In such cases, you can either remove the route constraints, or adapt the menu helper so that you can pass in the controller/action params hash manually, and rely on the link_to helper’s delegation to url_for to generate your URL string.

In our case, the only problem we had was the root_path, which was routed to a different controller depending on whether the user was logged in or not. Since all (logged-in) users were able to access this route, we simply added an check_authorization true/false flag to the menu_item method, which skipped the policy check altogether.

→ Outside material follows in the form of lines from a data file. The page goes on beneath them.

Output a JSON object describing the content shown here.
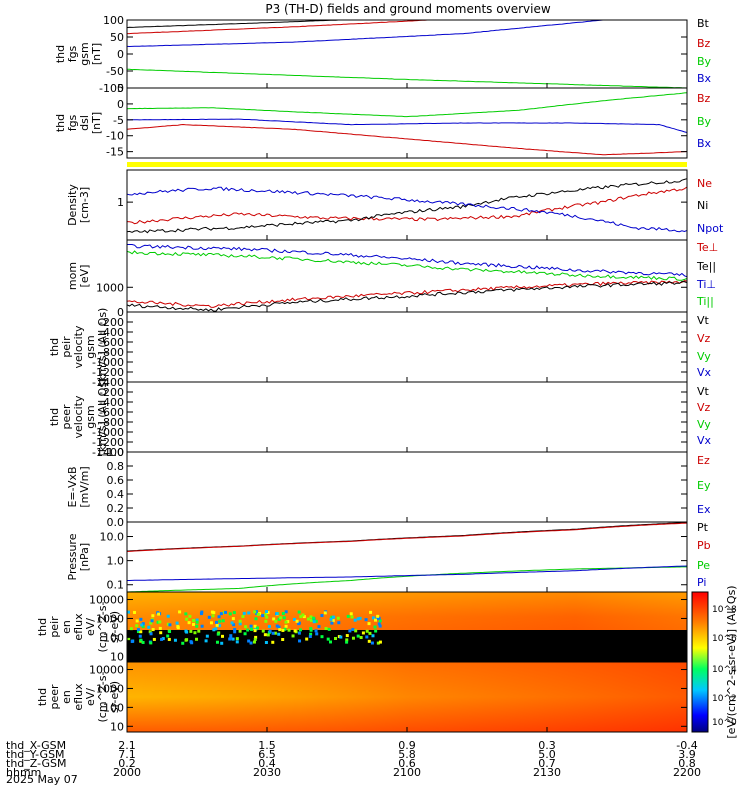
{
  "title": "P3 (TH-D) fields and ground moments overview",
  "colors": {
    "black": "#000000",
    "red": "#cc0000",
    "green": "#00cc00",
    "blue": "#0000cc",
    "yellow": "#ffff00"
  },
  "chart_data": [
    {
      "type": "line",
      "panel": "fgs_gsm",
      "ylabel": [
        "thd",
        "fgs",
        "gsm",
        "[nT]"
      ],
      "ylim": [
        -100,
        100
      ],
      "yticks": [
        100,
        50,
        0,
        -50,
        -100
      ],
      "series": [
        {
          "name": "Bt",
          "color": "#000000",
          "x": [
            0,
            0.3,
            0.6,
            1.0
          ],
          "y": [
            78,
            95,
            115,
            140
          ]
        },
        {
          "name": "Bz",
          "color": "#cc0000",
          "x": [
            0,
            0.3,
            0.6,
            1.0
          ],
          "y": [
            60,
            80,
            105,
            130
          ]
        },
        {
          "name": "By",
          "color": "#00cc00",
          "x": [
            0,
            0.25,
            0.5,
            0.7,
            1.0
          ],
          "y": [
            -45,
            -60,
            -75,
            -85,
            -100
          ]
        },
        {
          "name": "Bx",
          "color": "#0000cc",
          "x": [
            0,
            0.3,
            0.6,
            0.85,
            1.0
          ],
          "y": [
            22,
            35,
            60,
            100,
            130
          ]
        }
      ]
    },
    {
      "type": "line",
      "panel": "fgs_dsl",
      "ylabel": [
        "thd",
        "fgs",
        "dsl",
        "[nT]"
      ],
      "ylim": [
        -17,
        5
      ],
      "yticks": [
        5,
        0,
        -5,
        -10,
        -15
      ],
      "series": [
        {
          "name": "Bz",
          "color": "#cc0000",
          "x": [
            0,
            0.1,
            0.3,
            0.5,
            0.7,
            0.85,
            1.0
          ],
          "y": [
            -8,
            -6.5,
            -8,
            -11,
            -14,
            -16,
            -15
          ]
        },
        {
          "name": "By",
          "color": "#00cc00",
          "x": [
            0,
            0.15,
            0.3,
            0.5,
            0.7,
            0.85,
            1.0
          ],
          "y": [
            -1.5,
            -1.2,
            -2.5,
            -4,
            -2,
            1,
            3.5
          ]
        },
        {
          "name": "Bx",
          "color": "#0000cc",
          "x": [
            0,
            0.2,
            0.4,
            0.6,
            0.8,
            0.95,
            1.0
          ],
          "y": [
            -5,
            -4.8,
            -6.5,
            -6,
            -6,
            -6.5,
            -9
          ]
        }
      ]
    },
    {
      "type": "line",
      "panel": "density",
      "ylabel": [
        "Density",
        "[cm-3]"
      ],
      "yscale": "log",
      "ylim": [
        0.15,
        5
      ],
      "yticks": [
        1
      ],
      "series": [
        {
          "name": "Ne",
          "color": "#cc0000",
          "x": [
            0,
            0.1,
            0.2,
            0.35,
            0.55,
            0.7,
            0.85,
            1.0
          ],
          "y": [
            0.35,
            0.45,
            0.55,
            0.45,
            0.42,
            0.5,
            1.0,
            2.0
          ]
        },
        {
          "name": "Ni",
          "color": "#000000",
          "x": [
            0,
            0.2,
            0.4,
            0.6,
            0.8,
            1.0
          ],
          "y": [
            0.22,
            0.28,
            0.4,
            0.8,
            1.8,
            3.0
          ]
        },
        {
          "name": "Npot",
          "color": "#0000cc",
          "x": [
            0,
            0.15,
            0.35,
            0.55,
            0.75,
            0.9,
            1.0
          ],
          "y": [
            1.5,
            2.0,
            1.5,
            1.0,
            0.6,
            0.28,
            0.24
          ]
        }
      ]
    },
    {
      "type": "line",
      "panel": "temperature",
      "ylabel": [
        "mom",
        "[eV]"
      ],
      "yscale": "log",
      "ylim": [
        300,
        10000
      ],
      "yticks": [
        1000
      ],
      "series": [
        {
          "name": "Te⊥",
          "color": "#cc0000",
          "x": [
            0,
            0.15,
            0.3,
            0.5,
            0.7,
            0.85,
            1.0
          ],
          "y": [
            500,
            400,
            550,
            750,
            1000,
            1200,
            1300
          ]
        },
        {
          "name": "Te||",
          "color": "#000000",
          "x": [
            0,
            0.15,
            0.3,
            0.5,
            0.7,
            0.85,
            1.0
          ],
          "y": [
            420,
            330,
            480,
            650,
            900,
            1100,
            1250
          ]
        },
        {
          "name": "Ti⊥",
          "color": "#0000cc",
          "x": [
            0,
            0.2,
            0.4,
            0.6,
            0.8,
            1.0
          ],
          "y": [
            7500,
            6500,
            4800,
            3200,
            2300,
            1800
          ]
        },
        {
          "name": "Ti||",
          "color": "#00cc00",
          "x": [
            0,
            0.2,
            0.4,
            0.6,
            0.8,
            1.0
          ],
          "y": [
            5500,
            4600,
            3400,
            2400,
            1800,
            1500
          ]
        }
      ]
    },
    {
      "type": "line",
      "panel": "peir_velocity",
      "ylabel": [
        "thd",
        "peir",
        "velocity",
        "gsm",
        "[km/s] (All Qs)"
      ],
      "ylim": [
        -1400,
        0
      ],
      "yticks": [
        0,
        -200,
        -400,
        -600,
        -800,
        -1000,
        -1200,
        -1400
      ],
      "legend": [
        "Vt",
        "Vz",
        "Vy",
        "Vx"
      ],
      "series": []
    },
    {
      "type": "line",
      "panel": "peer_velocity",
      "ylabel": [
        "thd",
        "peer",
        "velocity",
        "gsm",
        "[km/s] (All Qs)"
      ],
      "ylim": [
        -1400,
        0
      ],
      "yticks": [
        -200,
        -400,
        -600,
        -800,
        -1000,
        -1200,
        -1400
      ],
      "legend": [
        "Vt",
        "Vz",
        "Vy",
        "Vx"
      ],
      "series": []
    },
    {
      "type": "line",
      "panel": "efield",
      "ylabel": [
        "E=-VxB",
        "[mV/m]"
      ],
      "ylim": [
        0,
        1
      ],
      "yticks": [
        1.0,
        0.8,
        0.6,
        0.4,
        0.2,
        0.0
      ],
      "legend": [
        "Ez",
        "Ey",
        "Ex"
      ],
      "series": []
    },
    {
      "type": "line",
      "panel": "pressure",
      "ylabel": [
        "Pressure",
        "[nPa]"
      ],
      "yscale": "log",
      "ylim": [
        0.05,
        40
      ],
      "yticks": [
        10.0,
        1.0,
        0.1
      ],
      "series": [
        {
          "name": "Pt",
          "color": "#000000",
          "x": [
            0,
            0.2,
            0.4,
            0.6,
            0.8,
            1.0
          ],
          "y": [
            2.5,
            4.0,
            6.5,
            11,
            20,
            38
          ]
        },
        {
          "name": "Pb",
          "color": "#cc0000",
          "x": [
            0,
            0.2,
            0.4,
            0.6,
            0.8,
            1.0
          ],
          "y": [
            2.4,
            3.9,
            6.3,
            10.5,
            19,
            36
          ]
        },
        {
          "name": "Pe",
          "color": "#00cc00",
          "x": [
            0,
            0.2,
            0.4,
            0.6,
            0.8,
            1.0
          ],
          "y": [
            0.05,
            0.07,
            0.15,
            0.3,
            0.45,
            0.55
          ]
        },
        {
          "name": "Pi",
          "color": "#0000cc",
          "x": [
            0,
            0.2,
            0.4,
            0.6,
            0.8,
            1.0
          ],
          "y": [
            0.15,
            0.18,
            0.21,
            0.27,
            0.38,
            0.6
          ]
        }
      ]
    },
    {
      "type": "heatmap",
      "panel": "peir_en_eflux",
      "ylabel": [
        "thd",
        "peir",
        "en",
        "eflux",
        "eV/",
        "(cm^2-s-",
        "sr-eV)"
      ],
      "yscale": "log",
      "ylim": [
        5,
        25000
      ],
      "yticks": [
        "10000",
        "1000",
        "100",
        "10"
      ]
    },
    {
      "type": "heatmap",
      "panel": "peer_en_eflux",
      "ylabel": [
        "thd",
        "peer",
        "en",
        "eflux",
        "eV/",
        "(cm^2-s-",
        "sr-eV)"
      ],
      "yscale": "log",
      "ylim": [
        5,
        25000
      ],
      "yticks": [
        "10000",
        "1000",
        "100",
        "10"
      ]
    }
  ],
  "colorbar": {
    "label": "[eV/(cm^2-s-sr-eV)] (All Qs)",
    "ticks": [
      "10^8",
      "10^6",
      "10^4",
      "10^2",
      "10^0"
    ]
  },
  "xaxis": {
    "rows": [
      {
        "label": "thd_X-GSM",
        "values": [
          "2.1",
          "1.5",
          "0.9",
          "0.3",
          "-0.4"
        ]
      },
      {
        "label": "thd_Y-GSM",
        "values": [
          "7.1",
          "6.5",
          "5.8",
          "5.0",
          "3.9"
        ]
      },
      {
        "label": "thd_Z-GSM",
        "values": [
          "0.2",
          "0.4",
          "0.6",
          "0.7",
          "0.8"
        ]
      },
      {
        "label": "hhmm",
        "values": [
          "2000",
          "2030",
          "2100",
          "2130",
          "2200"
        ]
      }
    ],
    "date": "2025 May 07"
  }
}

The menu helper will also need adapting to handle namespaced controllers (i.e. Admin::UsersController).

Bonus

Since we have the controller and action names for each menu item, we could also use Rails’ translation system to provide the menu labels in our locale file:

# en.yml
en:
  menu:
    companies:
      index: View my company
      edit: Edit my company details
      # and so on...

We can then use the t helper method in our menu helper:

def menu_item(url)
  if menu_item_visible?(url)
    # ... parse params from url ...
    link_to text, t("#{parsed_params[:controller]}.#{parsed_params[:action]}", scope: :menu)
  end
end

Conclusion

This system gave us an easy way to separate the structure of the menu from its rendering, without having to worry about the permissions system. This came in handy as the project progressed, since we were able to move items around in the menu quickly, and gave us a easy-to-follow convention for adding new items.

For more complicated menus, you could try the SimpleNavigation gem, which has a nice DSL to declarate the structure of your menu, and adds things like nested menus and highlighting of items according to the current URL. The gem has a pluggable renderer system, so you can incorporate the menu helper above to customise whether a menu item is shown or hidden.